A reação do Senado à decisão do ministro Gilmar Mendes desta quarta, de que apenas o procurador-geral da República pode pedir o impeachment de ministros do Supremo Tribunal Federal, pode vir na forma de mudanças na Lei do Impeachment, de 1950, de um projeto que estabelece um novo marco legal para crimes de responsabilidade no Brasil e da PEC que limita decisões monocráticas nos tribunais – inclusive no Supremo.
As três alternativas foram citadas por senadores e pelo presidente do Senado, Davi Alcolumbre, durante a tarde. Em discurso no plenário, Alcolumbre disse, irritado, que o Senado pode restituir “o direito de todo cidadão” pedir o impeachment de um ministro do Supremo.

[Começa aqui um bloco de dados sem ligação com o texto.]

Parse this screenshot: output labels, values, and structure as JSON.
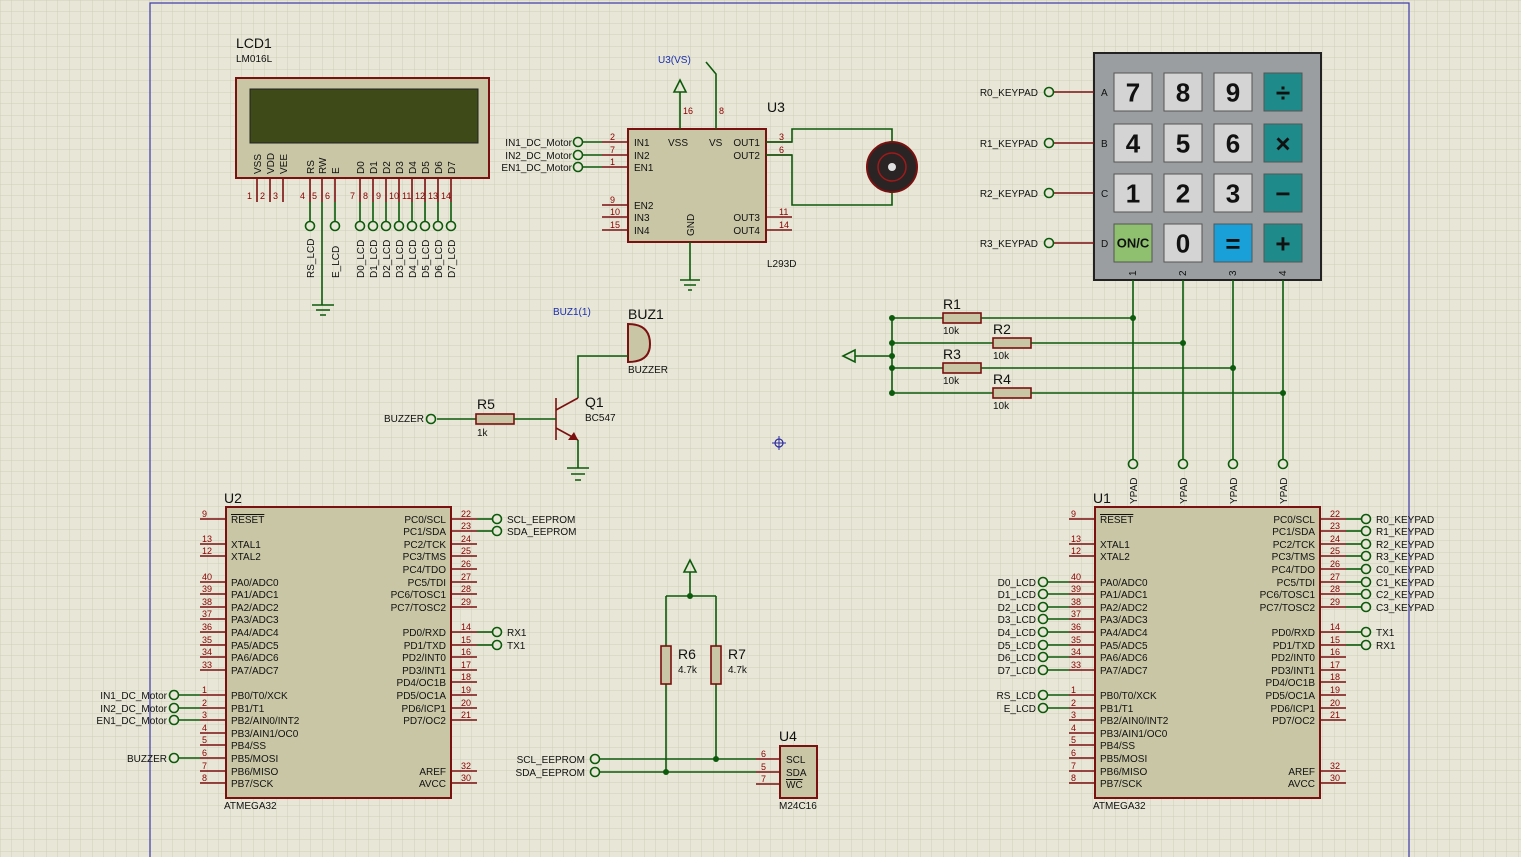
{
  "lcd": {
    "ref": "LCD1",
    "part": "LM016L",
    "pins": [
      [
        "VSS",
        "1"
      ],
      [
        "VDD",
        "2"
      ],
      [
        "VEE",
        "3"
      ],
      [
        "RS",
        "4"
      ],
      [
        "RW",
        "5"
      ],
      [
        "E",
        "6"
      ],
      [
        "D0",
        "7"
      ],
      [
        "D1",
        "8"
      ],
      [
        "D2",
        "9"
      ],
      [
        "D3",
        "10"
      ],
      [
        "D4",
        "11"
      ],
      [
        "D5",
        "12"
      ],
      [
        "D6",
        "13"
      ],
      [
        "D7",
        "14"
      ]
    ],
    "nets": [
      "RS_LCD",
      "E_LCD",
      "D0_LCD",
      "D1_LCD",
      "D2_LCD",
      "D3_LCD",
      "D4_LCD",
      "D5_LCD",
      "D6_LCD",
      "D7_LCD"
    ]
  },
  "driver": {
    "ref": "U3",
    "part": "L293D",
    "vs_label": "U3(VS)",
    "left_pins": [
      [
        "IN1",
        "2"
      ],
      [
        "IN2",
        "7"
      ],
      [
        "EN1",
        "1"
      ],
      [
        "EN2",
        "9"
      ],
      [
        "IN3",
        "10"
      ],
      [
        "IN4",
        "15"
      ]
    ],
    "right_pins": [
      [
        "OUT1",
        "3"
      ],
      [
        "OUT2",
        "6"
      ],
      [
        "OUT3",
        "11"
      ],
      [
        "OUT4",
        "14"
      ]
    ],
    "top_pins": [
      [
        "VSS",
        "16"
      ],
      [
        "VS",
        "8"
      ]
    ],
    "gnd": "GND",
    "nets": [
      "IN1_DC_Motor",
      "IN2_DC_Motor",
      "EN1_DC_Motor"
    ]
  },
  "buzzer": {
    "ref": "BUZ1",
    "part": "BUZZER",
    "probe": "BUZ1(1)"
  },
  "transistor": {
    "ref": "Q1",
    "part": "BC547"
  },
  "r5": {
    "ref": "R5",
    "value": "1k",
    "net": "BUZZER"
  },
  "keypad": {
    "rows": [
      "A",
      "B",
      "C",
      "D"
    ],
    "cols": [
      "1",
      "2",
      "3",
      "4"
    ],
    "keys": [
      "7",
      "8",
      "9",
      "÷",
      "4",
      "5",
      "6",
      "×",
      "1",
      "2",
      "3",
      "−",
      "ON/C",
      "0",
      "=",
      "+"
    ],
    "row_nets": [
      "R0_KEYPAD",
      "R1_KEYPAD",
      "R2_KEYPAD",
      "R3_KEYPAD"
    ],
    "col_net_suffix": "YPAD"
  },
  "pullups": [
    {
      "ref": "R1",
      "value": "10k"
    },
    {
      "ref": "R2",
      "value": "10k"
    },
    {
      "ref": "R3",
      "value": "10k"
    },
    {
      "ref": "R4",
      "value": "10k"
    }
  ],
  "mcu_pins": {
    "left": [
      [
        "RESET",
        "9"
      ],
      [
        "XTAL1",
        "13"
      ],
      [
        "XTAL2",
        "12"
      ],
      [
        "PA0/ADC0",
        "40"
      ],
      [
        "PA1/ADC1",
        "39"
      ],
      [
        "PA2/ADC2",
        "38"
      ],
      [
        "PA3/ADC3",
        "37"
      ],
      [
        "PA4/ADC4",
        "36"
      ],
      [
        "PA5/ADC5",
        "35"
      ],
      [
        "PA6/ADC6",
        "34"
      ],
      [
        "PA7/ADC7",
        "33"
      ],
      [
        "PB0/T0/XCK",
        "1"
      ],
      [
        "PB1/T1",
        "2"
      ],
      [
        "PB2/AIN0/INT2",
        "3"
      ],
      [
        "PB3/AIN1/OC0",
        "4"
      ],
      [
        "PB4/SS",
        "5"
      ],
      [
        "PB5/MOSI",
        "6"
      ],
      [
        "PB6/MISO",
        "7"
      ],
      [
        "PB7/SCK",
        "8"
      ]
    ],
    "right": [
      [
        "PC0/SCL",
        "22"
      ],
      [
        "PC1/SDA",
        "23"
      ],
      [
        "PC2/TCK",
        "24"
      ],
      [
        "PC3/TMS",
        "25"
      ],
      [
        "PC4/TDO",
        "26"
      ],
      [
        "PC5/TDI",
        "27"
      ],
      [
        "PC6/TOSC1",
        "28"
      ],
      [
        "PC7/TOSC2",
        "29"
      ],
      [
        "PD0/RXD",
        "14"
      ],
      [
        "PD1/TXD",
        "15"
      ],
      [
        "PD2/INT0",
        "16"
      ],
      [
        "PD3/INT1",
        "17"
      ],
      [
        "PD4/OC1B",
        "18"
      ],
      [
        "PD5/OC1A",
        "19"
      ],
      [
        "PD6/ICP1",
        "20"
      ],
      [
        "PD7/OC2",
        "21"
      ],
      [
        "AREF",
        "32"
      ],
      [
        "AVCC",
        "30"
      ]
    ]
  },
  "u2": {
    "ref": "U2",
    "part": "ATMEGA32",
    "left_nets": {
      "PB0/T0/XCK": "IN1_DC_Motor",
      "PB1/T1": "IN2_DC_Motor",
      "PB2/AIN0/INT2": "EN1_DC_Motor",
      "PB5/MOSI": "BUZZER"
    },
    "right_nets": {
      "PC0/SCL": "SCL_EEPROM",
      "PC1/SDA": "SDA_EEPROM",
      "PD0/RXD": "RX1",
      "PD1/TXD": "TX1"
    }
  },
  "u1": {
    "ref": "U1",
    "part": "ATMEGA32",
    "left_nets": {
      "PA0/ADC0": "D0_LCD",
      "PA1/ADC1": "D1_LCD",
      "PA2/ADC2": "D2_LCD",
      "PA3/ADC3": "D3_LCD",
      "PA4/ADC4": "D4_LCD",
      "PA5/ADC5": "D5_LCD",
      "PA6/ADC6": "D6_LCD",
      "PA7/ADC7": "D7_LCD",
      "PB0/T0/XCK": "RS_LCD",
      "PB1/T1": "E_LCD"
    },
    "right_nets": {
      "PC0/SCL": "R0_KEYPAD",
      "PC1/SDA": "R1_KEYPAD",
      "PC2/TCK": "R2_KEYPAD",
      "PC3/TMS": "R3_KEYPAD",
      "PC4/TDO": "C0_KEYPAD",
      "PC5/TDI": "C1_KEYPAD",
      "PC6/TOSC1": "C2_KEYPAD",
      "PC7/TOSC2": "C3_KEYPAD",
      "PD0/RXD": "TX1",
      "PD1/TXD": "RX1"
    }
  },
  "eeprom": {
    "ref": "U4",
    "part": "M24C16",
    "pins": [
      [
        "SCL",
        "6"
      ],
      [
        "SDA",
        "5"
      ],
      [
        "WC",
        "7"
      ]
    ],
    "nets": [
      "SCL_EEPROM",
      "SDA_EEPROM"
    ]
  },
  "i2c_pullups": [
    {
      "ref": "R6",
      "value": "4.7k"
    },
    {
      "ref": "R7",
      "value": "4.7k"
    }
  ],
  "colors": {
    "background": "#e8e6d6",
    "grid": "#cfcdb9",
    "border": "#3a3aa8",
    "component": "#7a1010",
    "wire": "#0c5a0c",
    "keypad_teal": "#1f8a8a",
    "keypad_green": "#8fc070",
    "keypad_blue": "#1aa0d8"
  }
}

“Essa foi uma escolha do legislador e, independentemente de concordarmos ou não com ela, precisa ser respeitada. Eventuais abusos no uso desse direito não podem levar à anulação desse comando legal, muito menos por meio de uma decisão judicial. Somente uma alteração legislativa seria capaz de rever os conceitos puramente legais, sob pena de grave ofensa constitucional à separação dos Poderes”, disse.
O líder da oposição no Senado, Rogério Marinho (PL-RN), afirmou que a medida representa uma “blindagem” aos ministros. Seu motivo seria o medo de que, em 2027, a oposição conquiste maioria no Senado e passe a ter condições políticas de abrir processos de impeachment contra integrantes do STF.